People involved in illegal child laundering adoptions manipulate the legal system for profit. The process begins when recruiters gain physical custody of children, who are then often taken to orphanages which arrange the adoptions, where they are sometimes severely mistreated. Finally, after documents are forged to falsify a child's identity, the child is sent to the West to be united with their adoptive parents.

Child acquisition

There are several different ways by which "orphans" are acquired and later sold within the adoption system. Parent nations are almost always poor, and may have a system where impoverished parents can find temporarily care for their children by placing them in orphanages, hostels or schools. This community provides poor children with care, housing, and food until the family is in a better economic situation. In these cases, parents may have no intention to sever their parental rights or abandon their children.

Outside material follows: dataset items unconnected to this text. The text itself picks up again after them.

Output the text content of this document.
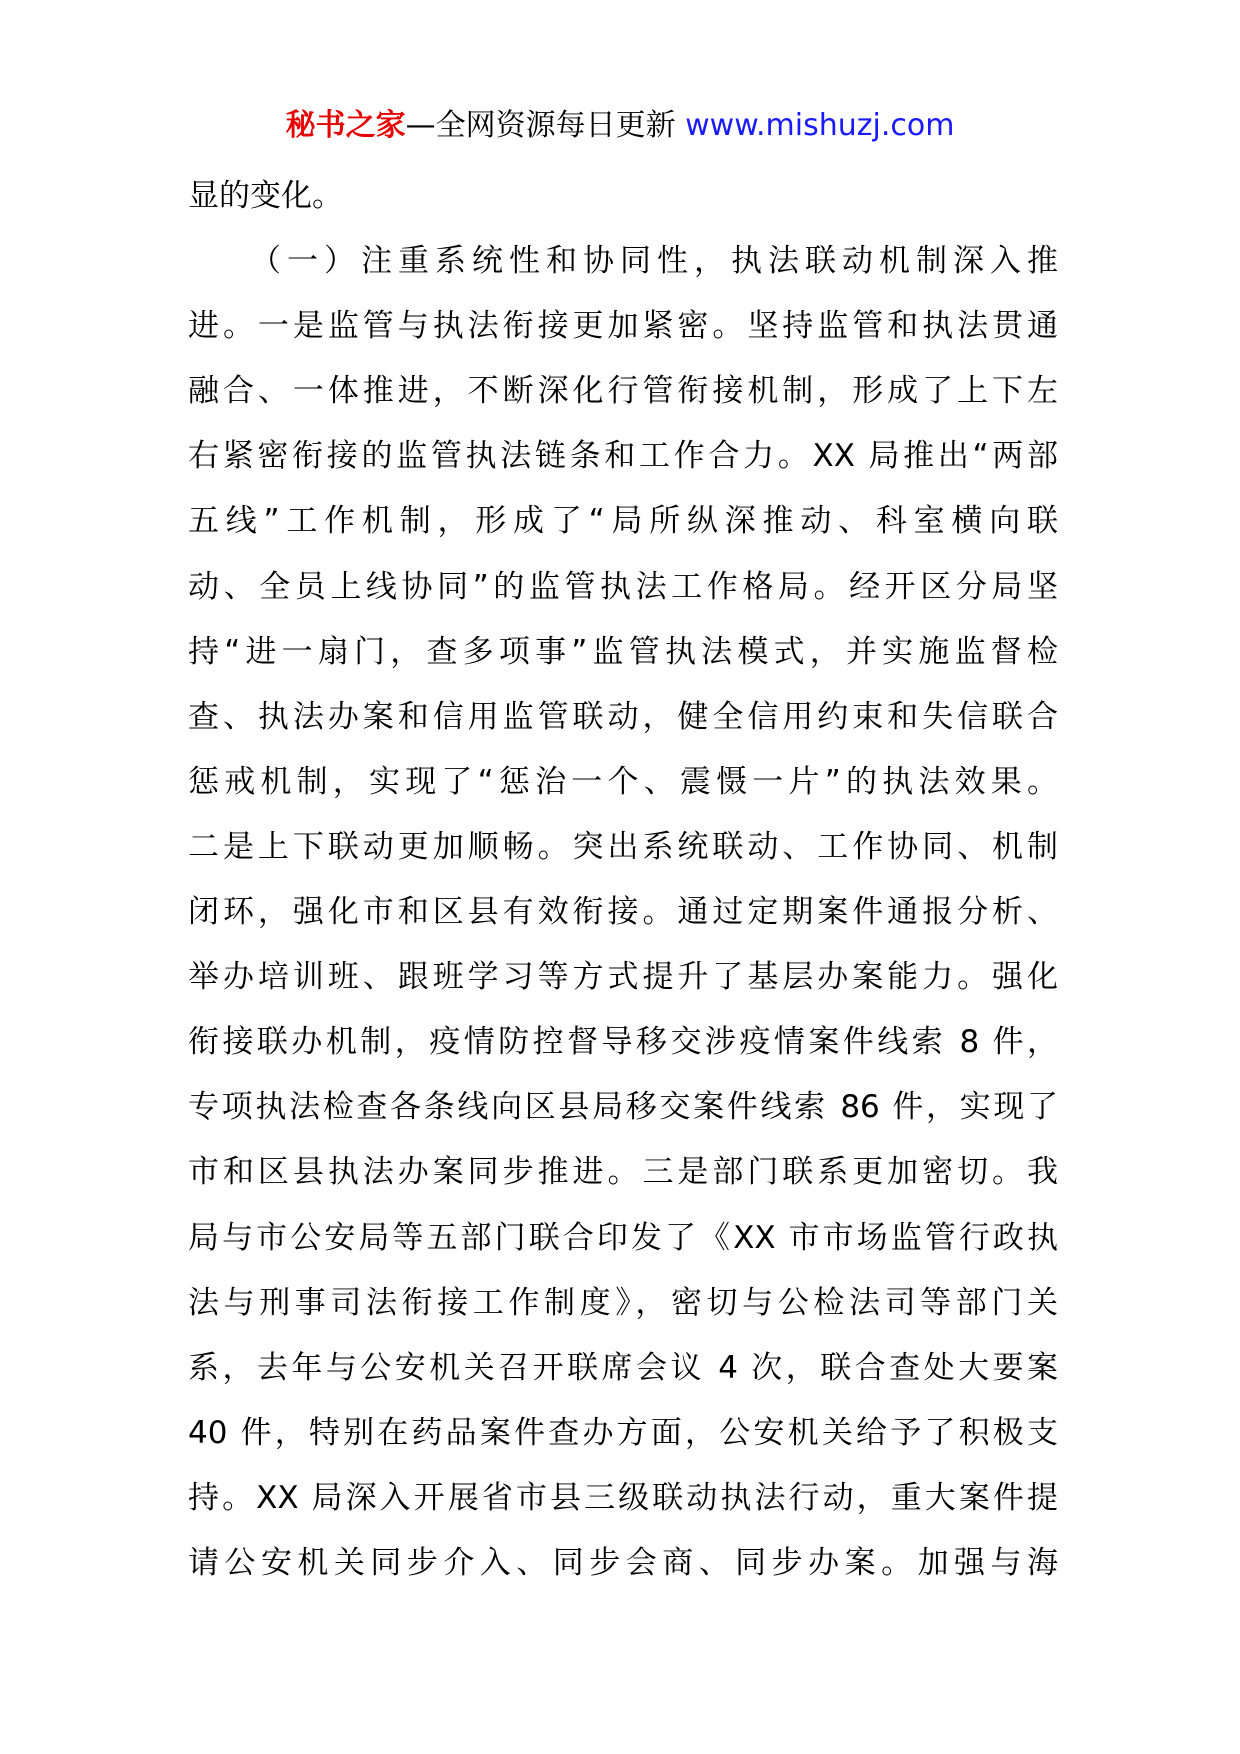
秘书之家—全网资源每日更新 www.mishuzj.com
显的变化。
（一）注重系统性和协同性，执法联动机制深入推
进。一是监管与执法衔接更加紧密。坚持监管和执法贯通
融合、一体推进，不断深化行管衔接机制，形成了上下左
右紧密衔接的监管执法链条和工作合力。XX 局推出“两部
五线”工作机制，形成了“局所纵深推动、科室横向联
动、全员上线协同”的监管执法工作格局。经开区分局坚
持“进一扇门，查多项事”监管执法模式，并实施监督检
查、执法办案和信用监管联动，健全信用约束和失信联合
惩戒机制，实现了“惩治一个、震慑一片”的执法效果。
二是上下联动更加顺畅。突出系统联动、工作协同、机制
闭环，强化市和区县有效衔接。通过定期案件通报分析、
举办培训班、跟班学习等方式提升了基层办案能力。强化
衔接联办机制，疫情防控督导移交涉疫情案件线索 8 件，
专项执法检查各条线向区县局移交案件线索 86 件，实现了
市和区县执法办案同步推进。三是部门联系更加密切。我
局与市公安局等五部门联合印发了《XX 市市场监管行政执
法与刑事司法衔接工作制度》，密切与公检法司等部门关
系，去年与公安机关召开联席会议 4 次，联合查处大要案
40 件，特别在药品案件查办方面，公安机关给予了积极支
持。XX 局深入开展省市县三级联动执法行动，重大案件提
请公安机关同步介入、同步会商、同步办案。加强与海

However, these institutions may take advantage of the family's economic and social vulnerability to illegally profit by making the child available to overseas adoption markets, netting orphanage owners thousands of dollars per child.

Children who become lost or separated from their families can be wrongly deemed orphans, and although institutions are required by law to make an effort to locate the family, there is virtually no way to assess whether they actually do. If these initial efforts to locate the family fail, or are declared as failures, the institution then has the opportunity to capitalize on this by putting the child up for adoption.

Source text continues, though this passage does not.